House Subcommittee on Energy Mulls Legislation to Modernize Hydropower Infrastructure and Streamline Permitting

On May 3, 2017, the House Energy and Commerce Subcommittee held a hearing to examine a suite of proposed legislation aimed at incentivizing development of hydropower in the United States.  A Committee Majority Staff memorandum dated May 1, 2017, describes hydropower as “an essential component” of the United States’ “‘all of the above’ energy strategy,” but notes that testimony before the Subcommittee has indicated that the Federal Energy Regulatory Commission’s licensing process is costly, complex, and slow.  The hearing explored opportunities, including draft legislation, aimed at removing regulatory impediments and encouraging new investment in hydropower:

  • H.R. ___, Hydropower Policy Modernization Act of 2017, which in part would give FERC authority to extend preliminary license terms and project construction deadlines, require FERC to consider a broader range of project-related investments in establishing the license term for a hydro project, and designate FERC as the lead agency for coordinating all applicable federal authorizations for hydropower projects;
  • H.R. ___, Promoting Hydropower Development at Existing Non-Powered Dams Act, which would authorize FERC to grant exemptions from licensing requirements to qualifying projects that energize existing, non-powered dams and limit the conditions imposed on projects granted such exemptions;
  • H.R. ___, Promoting Closed-Loop Pumped Storage Hydropower Act, which would limit FERC’s ability to impose license conditions on closed-loop pumped storage projects unless necessary to protect public safety, or reasonable, economically feasible, and essential to prevent loss of or damage to, or to mitigate adverse impacts to, fish and wildlife resources; and
  • H.R. ___, Promoting Small Conduit Hydropower Facilities Act of 2017, which defines a new subcategory of qualifying conduit hydropower facilities that are 2 MW or fewer—i.e., “qualifying small conduit hydropower facilities”—and creates a faster FERC permitting process for such facilities.

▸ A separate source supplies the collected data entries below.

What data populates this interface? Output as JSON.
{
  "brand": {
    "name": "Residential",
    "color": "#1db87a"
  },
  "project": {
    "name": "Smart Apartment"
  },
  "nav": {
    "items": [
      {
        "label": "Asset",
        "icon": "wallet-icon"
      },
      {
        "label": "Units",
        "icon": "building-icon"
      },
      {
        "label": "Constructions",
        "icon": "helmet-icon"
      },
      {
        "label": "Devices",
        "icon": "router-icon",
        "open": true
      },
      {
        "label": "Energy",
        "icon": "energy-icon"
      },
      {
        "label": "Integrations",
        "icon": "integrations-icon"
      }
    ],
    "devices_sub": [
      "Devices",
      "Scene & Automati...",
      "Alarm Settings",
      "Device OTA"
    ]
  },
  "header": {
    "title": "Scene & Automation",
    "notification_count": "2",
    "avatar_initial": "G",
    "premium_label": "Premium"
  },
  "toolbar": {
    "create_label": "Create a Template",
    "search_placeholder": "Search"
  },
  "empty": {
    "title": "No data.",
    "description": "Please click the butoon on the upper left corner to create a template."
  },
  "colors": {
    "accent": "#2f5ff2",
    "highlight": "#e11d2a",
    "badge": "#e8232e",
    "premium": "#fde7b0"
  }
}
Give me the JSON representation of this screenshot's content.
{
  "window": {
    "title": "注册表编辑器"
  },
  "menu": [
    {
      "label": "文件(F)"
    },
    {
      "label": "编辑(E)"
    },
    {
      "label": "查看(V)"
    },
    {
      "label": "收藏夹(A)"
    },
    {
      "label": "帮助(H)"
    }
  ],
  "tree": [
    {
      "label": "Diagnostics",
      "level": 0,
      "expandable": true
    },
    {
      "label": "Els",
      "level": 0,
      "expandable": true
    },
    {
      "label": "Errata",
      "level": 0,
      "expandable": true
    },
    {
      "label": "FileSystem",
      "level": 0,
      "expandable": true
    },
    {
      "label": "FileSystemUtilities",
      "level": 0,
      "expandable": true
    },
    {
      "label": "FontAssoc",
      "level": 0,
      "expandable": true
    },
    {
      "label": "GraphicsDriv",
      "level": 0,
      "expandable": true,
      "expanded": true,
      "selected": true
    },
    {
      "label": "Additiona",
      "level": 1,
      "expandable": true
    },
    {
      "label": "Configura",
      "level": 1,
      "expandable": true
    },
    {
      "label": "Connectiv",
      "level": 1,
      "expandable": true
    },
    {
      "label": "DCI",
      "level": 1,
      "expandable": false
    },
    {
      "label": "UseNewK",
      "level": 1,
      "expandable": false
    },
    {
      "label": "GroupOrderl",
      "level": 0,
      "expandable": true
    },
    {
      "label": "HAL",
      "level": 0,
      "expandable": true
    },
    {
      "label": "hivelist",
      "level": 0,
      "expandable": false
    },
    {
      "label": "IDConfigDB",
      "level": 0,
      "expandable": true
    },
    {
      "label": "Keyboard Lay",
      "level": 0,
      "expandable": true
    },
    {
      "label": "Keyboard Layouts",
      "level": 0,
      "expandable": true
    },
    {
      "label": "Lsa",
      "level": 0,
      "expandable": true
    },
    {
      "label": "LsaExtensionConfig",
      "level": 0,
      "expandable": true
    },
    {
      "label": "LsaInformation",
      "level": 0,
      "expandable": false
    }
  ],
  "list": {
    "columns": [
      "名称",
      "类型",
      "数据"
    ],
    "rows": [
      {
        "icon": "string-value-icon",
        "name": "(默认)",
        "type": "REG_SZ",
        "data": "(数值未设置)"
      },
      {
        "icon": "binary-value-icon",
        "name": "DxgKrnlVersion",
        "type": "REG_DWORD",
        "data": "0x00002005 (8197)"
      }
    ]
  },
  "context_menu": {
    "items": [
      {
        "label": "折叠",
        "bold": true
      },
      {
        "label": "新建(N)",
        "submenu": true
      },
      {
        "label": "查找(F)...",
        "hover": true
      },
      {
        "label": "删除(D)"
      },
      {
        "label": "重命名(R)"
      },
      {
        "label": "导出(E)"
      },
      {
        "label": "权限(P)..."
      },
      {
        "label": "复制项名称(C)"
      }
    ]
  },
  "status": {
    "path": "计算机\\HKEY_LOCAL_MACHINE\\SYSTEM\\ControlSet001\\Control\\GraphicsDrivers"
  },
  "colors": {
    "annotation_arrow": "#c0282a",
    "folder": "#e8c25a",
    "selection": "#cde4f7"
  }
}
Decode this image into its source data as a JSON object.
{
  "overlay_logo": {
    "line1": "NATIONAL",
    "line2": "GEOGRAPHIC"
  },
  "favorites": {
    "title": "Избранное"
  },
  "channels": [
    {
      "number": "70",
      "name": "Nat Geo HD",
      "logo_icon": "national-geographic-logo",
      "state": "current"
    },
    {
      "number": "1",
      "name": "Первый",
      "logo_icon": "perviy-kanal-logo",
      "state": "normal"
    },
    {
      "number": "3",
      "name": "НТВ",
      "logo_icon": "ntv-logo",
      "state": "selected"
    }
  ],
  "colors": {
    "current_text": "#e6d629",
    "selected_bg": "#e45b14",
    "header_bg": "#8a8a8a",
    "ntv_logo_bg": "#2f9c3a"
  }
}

Witnesses included hydropower industry representatives as well as Terry Turpin, Director of the FERC Office of Energy Projects, and John Katz, FERC Deputy Associate General Counsel.  If enacted, the legislation will build on efforts already underway at the agency level to streamline hydro permitting.

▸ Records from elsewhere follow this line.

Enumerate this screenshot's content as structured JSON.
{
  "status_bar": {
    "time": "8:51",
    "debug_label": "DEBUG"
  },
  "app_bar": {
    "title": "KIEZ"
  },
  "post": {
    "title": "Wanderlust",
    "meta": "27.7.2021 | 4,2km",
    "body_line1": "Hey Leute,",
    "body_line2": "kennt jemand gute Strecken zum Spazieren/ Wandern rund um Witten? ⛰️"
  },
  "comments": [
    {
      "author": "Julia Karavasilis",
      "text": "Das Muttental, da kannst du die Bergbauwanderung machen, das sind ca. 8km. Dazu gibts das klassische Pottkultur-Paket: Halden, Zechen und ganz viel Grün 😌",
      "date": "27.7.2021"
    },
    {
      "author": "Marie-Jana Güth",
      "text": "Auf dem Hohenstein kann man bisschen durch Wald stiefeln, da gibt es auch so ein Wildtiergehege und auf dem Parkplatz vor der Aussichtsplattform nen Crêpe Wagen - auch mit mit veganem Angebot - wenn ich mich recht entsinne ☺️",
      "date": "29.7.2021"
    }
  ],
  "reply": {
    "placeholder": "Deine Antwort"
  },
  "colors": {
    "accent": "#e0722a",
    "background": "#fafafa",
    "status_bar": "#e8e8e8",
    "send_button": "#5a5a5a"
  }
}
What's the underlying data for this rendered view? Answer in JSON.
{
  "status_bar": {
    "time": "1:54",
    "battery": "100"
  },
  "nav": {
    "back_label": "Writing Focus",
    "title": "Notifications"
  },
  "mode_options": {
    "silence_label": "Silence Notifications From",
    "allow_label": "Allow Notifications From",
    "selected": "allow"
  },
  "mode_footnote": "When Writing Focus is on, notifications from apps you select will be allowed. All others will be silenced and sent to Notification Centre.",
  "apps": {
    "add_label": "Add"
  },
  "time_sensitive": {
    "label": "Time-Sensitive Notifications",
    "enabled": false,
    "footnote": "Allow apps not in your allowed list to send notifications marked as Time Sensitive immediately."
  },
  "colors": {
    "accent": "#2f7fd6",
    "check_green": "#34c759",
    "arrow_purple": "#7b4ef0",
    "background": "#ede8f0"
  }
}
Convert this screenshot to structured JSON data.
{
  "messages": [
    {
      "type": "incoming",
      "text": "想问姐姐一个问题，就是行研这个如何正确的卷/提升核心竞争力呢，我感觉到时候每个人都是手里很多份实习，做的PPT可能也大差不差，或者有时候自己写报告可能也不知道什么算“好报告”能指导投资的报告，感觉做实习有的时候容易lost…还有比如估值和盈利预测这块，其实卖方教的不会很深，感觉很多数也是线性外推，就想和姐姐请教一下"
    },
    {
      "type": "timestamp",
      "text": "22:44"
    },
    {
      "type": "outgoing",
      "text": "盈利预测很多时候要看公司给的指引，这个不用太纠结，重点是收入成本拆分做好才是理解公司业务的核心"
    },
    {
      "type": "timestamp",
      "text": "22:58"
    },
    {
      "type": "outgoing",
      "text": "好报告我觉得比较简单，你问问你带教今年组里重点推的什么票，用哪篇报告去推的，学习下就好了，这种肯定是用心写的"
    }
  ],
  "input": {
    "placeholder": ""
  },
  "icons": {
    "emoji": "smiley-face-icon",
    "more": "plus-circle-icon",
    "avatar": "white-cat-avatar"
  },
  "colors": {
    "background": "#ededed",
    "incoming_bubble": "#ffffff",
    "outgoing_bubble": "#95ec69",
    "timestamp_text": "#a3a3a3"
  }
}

Additionally, several of the bills would authorize FERC to grant extensions of mandatory construction deadlines for the following hydroelectric projects:

  • H.R. 446, related to the planned Flannagan Hydro Project on the Pound River near Clintwood, Virginia;
  • H.R. 447, related to the planned Gathright Hydro Project on the Jackson River in Alleghany County, Virginia; and
  • H.R. 2122, related to Jennings Randolph Hydro Project on the North Branch of the Potomac River near Barnum, West Virginia and Swanton, Maryland.

Additional topics discussed at the hearing included contemplated legislation to revamp permitting for cross-border oil, natural gas, and electric transmission facilities, and to revise the siting process for interstate natural gas pipelines.

A preliminary transcript of the hearing is available on the House website.